A Technicolor Dream (DVD)
One of the latest DVDs to focus on Pink Floyd is A Technicolor Dream, which examines the British Underground movement from 1966-1967 and the integral role the legendary band played in it. Much more than a concert-based documentary, this film features revealing interviews with Pink Floyd's Roger Waters and Nick Mason, as well as political activist John "Hoppy" Hopkins and Floyd biographer Barry Miles, who discuss the movement that led up to the 14-hour Technicolor Dream concert at Alexander Palace in 1967, which featured Pink Floyd, John Lennon, Yoko Ono and several others.
The DVD is worthwhile viewing for Pink Floyd fans and those interested in the musical history of 1960s London. Not only do original band members discuss their involvement in the 1960s underground scene, but they also reveal their feelings about frontman Syd Barrett's departure from the band and his descent into madness.
Two complaints, though -- unless viewers are already familiar with the history of the 1960s Underground movement, they may find the beginning of the film frustrating because it takes quite a while to figure out what's going on. Also, you may have visions of using a cane to yank some of the duller speakers off camera (or you could just hit fast-forward).

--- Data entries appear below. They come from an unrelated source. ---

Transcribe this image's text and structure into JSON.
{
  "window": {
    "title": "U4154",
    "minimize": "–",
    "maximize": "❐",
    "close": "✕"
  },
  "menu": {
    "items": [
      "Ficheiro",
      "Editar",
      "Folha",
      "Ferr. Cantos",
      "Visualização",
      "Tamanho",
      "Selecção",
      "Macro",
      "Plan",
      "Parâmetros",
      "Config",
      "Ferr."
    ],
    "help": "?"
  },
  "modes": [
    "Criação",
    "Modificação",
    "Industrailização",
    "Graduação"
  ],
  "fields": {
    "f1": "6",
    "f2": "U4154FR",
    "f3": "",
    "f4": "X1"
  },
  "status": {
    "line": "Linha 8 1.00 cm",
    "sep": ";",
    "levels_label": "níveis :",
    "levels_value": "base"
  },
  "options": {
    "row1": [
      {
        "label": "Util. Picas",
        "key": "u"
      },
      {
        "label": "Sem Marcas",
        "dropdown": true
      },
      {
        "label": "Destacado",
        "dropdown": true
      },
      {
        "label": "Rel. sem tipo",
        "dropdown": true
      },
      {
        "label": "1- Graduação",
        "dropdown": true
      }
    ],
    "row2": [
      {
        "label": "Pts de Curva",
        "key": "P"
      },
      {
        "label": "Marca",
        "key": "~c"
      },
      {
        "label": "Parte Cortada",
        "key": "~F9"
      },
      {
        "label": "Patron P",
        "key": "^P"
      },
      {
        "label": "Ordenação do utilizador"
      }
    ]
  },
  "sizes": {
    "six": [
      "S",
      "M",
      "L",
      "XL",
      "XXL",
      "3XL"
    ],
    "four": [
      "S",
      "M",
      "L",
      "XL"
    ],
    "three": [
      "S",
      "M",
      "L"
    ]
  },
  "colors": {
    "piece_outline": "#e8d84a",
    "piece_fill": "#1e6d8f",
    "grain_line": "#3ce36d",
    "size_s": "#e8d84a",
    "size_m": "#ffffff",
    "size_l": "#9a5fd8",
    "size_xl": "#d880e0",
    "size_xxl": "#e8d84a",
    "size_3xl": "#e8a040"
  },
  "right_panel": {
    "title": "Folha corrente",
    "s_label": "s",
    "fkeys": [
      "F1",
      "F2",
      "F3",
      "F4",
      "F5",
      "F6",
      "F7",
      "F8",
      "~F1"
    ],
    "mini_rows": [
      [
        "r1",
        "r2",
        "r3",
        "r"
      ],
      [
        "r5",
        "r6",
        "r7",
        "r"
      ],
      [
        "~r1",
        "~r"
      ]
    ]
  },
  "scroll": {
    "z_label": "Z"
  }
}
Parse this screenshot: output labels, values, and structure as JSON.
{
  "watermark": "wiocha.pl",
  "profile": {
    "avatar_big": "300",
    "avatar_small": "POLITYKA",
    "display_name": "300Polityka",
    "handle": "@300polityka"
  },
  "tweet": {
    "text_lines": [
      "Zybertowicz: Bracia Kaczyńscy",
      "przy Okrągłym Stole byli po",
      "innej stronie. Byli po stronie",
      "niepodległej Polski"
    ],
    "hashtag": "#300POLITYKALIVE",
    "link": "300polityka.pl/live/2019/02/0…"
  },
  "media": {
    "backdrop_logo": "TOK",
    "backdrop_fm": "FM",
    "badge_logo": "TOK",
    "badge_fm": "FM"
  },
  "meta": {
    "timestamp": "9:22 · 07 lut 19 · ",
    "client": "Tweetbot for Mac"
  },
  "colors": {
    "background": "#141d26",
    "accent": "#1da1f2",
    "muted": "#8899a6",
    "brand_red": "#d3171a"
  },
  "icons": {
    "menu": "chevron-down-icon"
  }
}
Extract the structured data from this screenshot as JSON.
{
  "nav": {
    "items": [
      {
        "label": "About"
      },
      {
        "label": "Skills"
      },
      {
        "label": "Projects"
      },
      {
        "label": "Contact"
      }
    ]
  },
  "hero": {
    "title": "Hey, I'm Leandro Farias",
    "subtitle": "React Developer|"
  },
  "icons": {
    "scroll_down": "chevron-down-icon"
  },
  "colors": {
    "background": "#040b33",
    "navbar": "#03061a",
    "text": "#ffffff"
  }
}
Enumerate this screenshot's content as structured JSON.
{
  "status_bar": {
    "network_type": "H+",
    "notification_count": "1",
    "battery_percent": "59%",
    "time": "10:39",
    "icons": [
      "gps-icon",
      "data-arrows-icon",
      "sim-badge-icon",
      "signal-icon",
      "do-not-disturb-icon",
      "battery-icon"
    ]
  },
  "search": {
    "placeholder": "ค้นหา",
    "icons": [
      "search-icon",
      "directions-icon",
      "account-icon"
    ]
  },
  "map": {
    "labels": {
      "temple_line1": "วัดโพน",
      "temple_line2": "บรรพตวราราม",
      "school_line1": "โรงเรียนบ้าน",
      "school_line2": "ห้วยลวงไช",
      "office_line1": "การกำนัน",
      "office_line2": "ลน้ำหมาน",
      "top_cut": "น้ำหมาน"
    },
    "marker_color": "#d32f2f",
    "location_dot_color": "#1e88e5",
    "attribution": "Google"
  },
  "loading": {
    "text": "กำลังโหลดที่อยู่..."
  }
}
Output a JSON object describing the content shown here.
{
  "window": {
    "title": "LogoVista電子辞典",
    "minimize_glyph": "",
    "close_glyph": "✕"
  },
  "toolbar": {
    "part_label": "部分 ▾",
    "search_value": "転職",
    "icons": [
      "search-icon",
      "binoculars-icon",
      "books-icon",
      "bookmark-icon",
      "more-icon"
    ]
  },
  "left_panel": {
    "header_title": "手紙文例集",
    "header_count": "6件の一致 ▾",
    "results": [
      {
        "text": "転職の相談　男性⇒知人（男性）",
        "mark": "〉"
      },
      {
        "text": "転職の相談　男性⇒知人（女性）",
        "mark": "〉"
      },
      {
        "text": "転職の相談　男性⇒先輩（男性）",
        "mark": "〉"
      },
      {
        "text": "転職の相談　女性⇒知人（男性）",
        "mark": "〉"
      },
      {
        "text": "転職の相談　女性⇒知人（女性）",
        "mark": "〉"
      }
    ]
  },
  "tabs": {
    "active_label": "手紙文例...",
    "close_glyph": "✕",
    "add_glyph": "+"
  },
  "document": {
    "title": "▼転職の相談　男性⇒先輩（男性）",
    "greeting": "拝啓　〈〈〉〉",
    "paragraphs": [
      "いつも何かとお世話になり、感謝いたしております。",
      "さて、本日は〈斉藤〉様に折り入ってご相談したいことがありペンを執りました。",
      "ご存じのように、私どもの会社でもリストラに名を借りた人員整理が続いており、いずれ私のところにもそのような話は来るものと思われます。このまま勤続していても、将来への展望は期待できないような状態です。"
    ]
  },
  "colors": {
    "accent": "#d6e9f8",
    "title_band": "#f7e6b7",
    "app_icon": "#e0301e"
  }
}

The package includes a decent amount of noteworthy bonus footage. First up are three Pink Floyd videos: "Arnold Layne," "The Scarecrow" and "Astronomy Domine." They're billed on the DVD cover as "full-length Pink Floyd performances," which is a bit baffling because technically they're two short music videos and one brief snippet from a live show. Also included are extended interviews with five of the key players: Roger Waters, Nick Mason, Pete Jenner, Joe Boyd and Barry Miles, who go into even greater depth here than they do in the film.